Żegnali się dźwiękami piosenki Donne-moi une chance (Daj mi szansę). Duet
Modern Times szansy nie dostał (czy jej nie wykorzystał) i został ostatnim
przedstawicielem najmniejszego kraju Beneluksu. I choć szanse na ewentualny
powrót nie były duże, warto podtrzymanie absencji odnotować. Powrót księstwa
byłby sporą niespodzianką, mimo, że przedstawiciele nadawcy co roku nie
wykluczają takiego rozwiązania. W bliżej nieokreślonej przyszłości.
Jak Satelita
Jeszcze przed rozegraniem
tegorocznego finału narodowego przedstawiciele stacji ARD, odpowiedzialnej za
wybór reprezentanta Niemiec na Konkurs Piosenki Eurowizji, zapowiadali, że ich
celem na przyszły rok jest stworzenie formatu eliminacji dorównującego (a może
i przebijającego), uważanemu za modelowy, szwedzkiego Melodifestivalen. Dziś
nie ma pewności, czy te ambitne plany uda się zrealizować w terminie
(przeciągają się rozmowy z wytwórniami płytowymi). Niewykluczone, że nastąpi
roczne przesunięcie, a następca formacji Cascada zostanie wybrany podobnie jak
ona. Choć nie znamy jeszcze formatu przyszłorocznych eliminacji, znamy już
pierwszego wykonawcę, który chce w nich wystartować. To Jennifer Braun,
finalistka programu Unser Star für Oslo, pierwszego z cyklu programów
współtworzonych przez Stefana Raaba, programu, który wygrała Lena
Meyer-Landrut. Dobry pomysł?
Simon na ratunek?
Ostatnio pisałem o
wokalistce chętnej, by wspomóc na Eurowizji Wielką Brytanię w 2015. Tym razem o
producencie, który byłby gotów podjąć się misji znalezienie kolejnego
brytyjskiego zwycięzcy (tak, zwycięzcy, nie reprezentanta). To guru
współczesnej rozrywki telewizyjnej, twórca formatów programów Idol, Mam Talent
czy X-Factor, Simon Cowell. Gdyby tylko BBC zaprosiłoby go do współpracy i
pozwoliło działać. Brytyjski nadawca, jak dotąd, milczy w tej sprawie. W
sprawie Eurowizji również.
Sukces, choć umiarkowany
Margaret, reprezentantka
Polski w tegorocznym Konkursie Piosenki Bałtyckiej, zajęła w Karlshamn 2.

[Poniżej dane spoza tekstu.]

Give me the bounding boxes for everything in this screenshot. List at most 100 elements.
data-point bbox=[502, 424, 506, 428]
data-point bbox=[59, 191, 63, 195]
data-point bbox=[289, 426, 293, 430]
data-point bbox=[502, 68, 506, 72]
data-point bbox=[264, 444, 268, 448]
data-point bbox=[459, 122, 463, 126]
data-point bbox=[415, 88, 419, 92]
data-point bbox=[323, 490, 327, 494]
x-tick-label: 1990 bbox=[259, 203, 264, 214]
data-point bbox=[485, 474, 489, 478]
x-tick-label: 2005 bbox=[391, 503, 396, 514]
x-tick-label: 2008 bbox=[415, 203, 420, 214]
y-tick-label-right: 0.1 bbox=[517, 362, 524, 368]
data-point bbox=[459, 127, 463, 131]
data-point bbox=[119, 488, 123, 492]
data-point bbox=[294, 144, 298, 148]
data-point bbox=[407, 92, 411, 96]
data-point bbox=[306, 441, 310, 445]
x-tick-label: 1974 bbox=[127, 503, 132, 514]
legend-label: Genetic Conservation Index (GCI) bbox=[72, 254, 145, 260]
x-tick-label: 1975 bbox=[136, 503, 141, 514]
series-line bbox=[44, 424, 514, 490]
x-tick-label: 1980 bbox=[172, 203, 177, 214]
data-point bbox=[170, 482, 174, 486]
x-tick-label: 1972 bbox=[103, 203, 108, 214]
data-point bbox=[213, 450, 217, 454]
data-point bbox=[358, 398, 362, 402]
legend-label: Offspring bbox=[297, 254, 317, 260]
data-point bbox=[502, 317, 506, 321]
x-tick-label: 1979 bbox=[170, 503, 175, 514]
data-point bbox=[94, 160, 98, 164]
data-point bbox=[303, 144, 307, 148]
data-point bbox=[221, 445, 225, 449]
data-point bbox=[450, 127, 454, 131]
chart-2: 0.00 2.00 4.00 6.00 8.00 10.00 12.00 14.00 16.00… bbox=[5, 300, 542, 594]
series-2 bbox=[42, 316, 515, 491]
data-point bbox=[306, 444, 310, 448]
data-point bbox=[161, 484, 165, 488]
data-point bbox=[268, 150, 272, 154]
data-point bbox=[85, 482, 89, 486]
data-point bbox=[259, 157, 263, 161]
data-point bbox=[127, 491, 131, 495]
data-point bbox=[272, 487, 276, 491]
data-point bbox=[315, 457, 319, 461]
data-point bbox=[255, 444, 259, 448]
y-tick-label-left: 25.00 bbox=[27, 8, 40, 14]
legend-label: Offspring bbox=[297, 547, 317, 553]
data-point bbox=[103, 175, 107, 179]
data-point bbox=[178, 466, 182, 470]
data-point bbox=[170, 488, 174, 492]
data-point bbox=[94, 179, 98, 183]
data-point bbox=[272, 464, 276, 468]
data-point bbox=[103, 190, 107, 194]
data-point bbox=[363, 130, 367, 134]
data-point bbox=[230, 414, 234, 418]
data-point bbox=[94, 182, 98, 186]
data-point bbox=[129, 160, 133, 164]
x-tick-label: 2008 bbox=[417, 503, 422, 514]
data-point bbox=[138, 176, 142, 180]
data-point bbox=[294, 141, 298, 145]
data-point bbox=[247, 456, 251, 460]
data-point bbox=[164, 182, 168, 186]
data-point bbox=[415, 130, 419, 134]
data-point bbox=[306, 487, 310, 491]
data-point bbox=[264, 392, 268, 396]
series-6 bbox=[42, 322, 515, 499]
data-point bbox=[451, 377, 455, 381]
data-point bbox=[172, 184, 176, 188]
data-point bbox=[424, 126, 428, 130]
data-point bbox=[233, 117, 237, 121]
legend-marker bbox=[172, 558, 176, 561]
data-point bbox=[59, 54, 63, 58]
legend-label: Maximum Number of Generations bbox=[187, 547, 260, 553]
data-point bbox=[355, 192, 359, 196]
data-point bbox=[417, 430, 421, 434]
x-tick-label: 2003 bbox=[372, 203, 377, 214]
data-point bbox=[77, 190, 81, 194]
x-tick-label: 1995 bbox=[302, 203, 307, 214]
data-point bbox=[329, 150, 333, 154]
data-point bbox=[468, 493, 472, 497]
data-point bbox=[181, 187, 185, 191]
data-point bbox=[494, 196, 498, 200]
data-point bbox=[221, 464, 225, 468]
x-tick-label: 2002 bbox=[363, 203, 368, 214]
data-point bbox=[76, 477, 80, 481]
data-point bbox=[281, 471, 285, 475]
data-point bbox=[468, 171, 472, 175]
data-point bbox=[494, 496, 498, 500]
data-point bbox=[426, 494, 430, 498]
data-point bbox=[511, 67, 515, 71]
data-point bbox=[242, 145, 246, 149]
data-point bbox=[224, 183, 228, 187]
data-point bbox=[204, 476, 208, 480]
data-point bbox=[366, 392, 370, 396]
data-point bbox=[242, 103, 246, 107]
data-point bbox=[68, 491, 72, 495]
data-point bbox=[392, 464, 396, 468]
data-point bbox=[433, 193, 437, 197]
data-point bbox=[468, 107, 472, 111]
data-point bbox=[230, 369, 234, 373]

miejsce za wykonanie piosenek I Get Along i Thank You Very Much. Uległa
przedstawicielce Szwecji, Tove Jaarnek. Podium uzupełniła druga z
reprezentantek gospodarzy – Miriam Bryant. W krajowych mediach zaroiło się od nagłówków ogłaszających "olbrzymi sukces". Sukces na miarę czasów.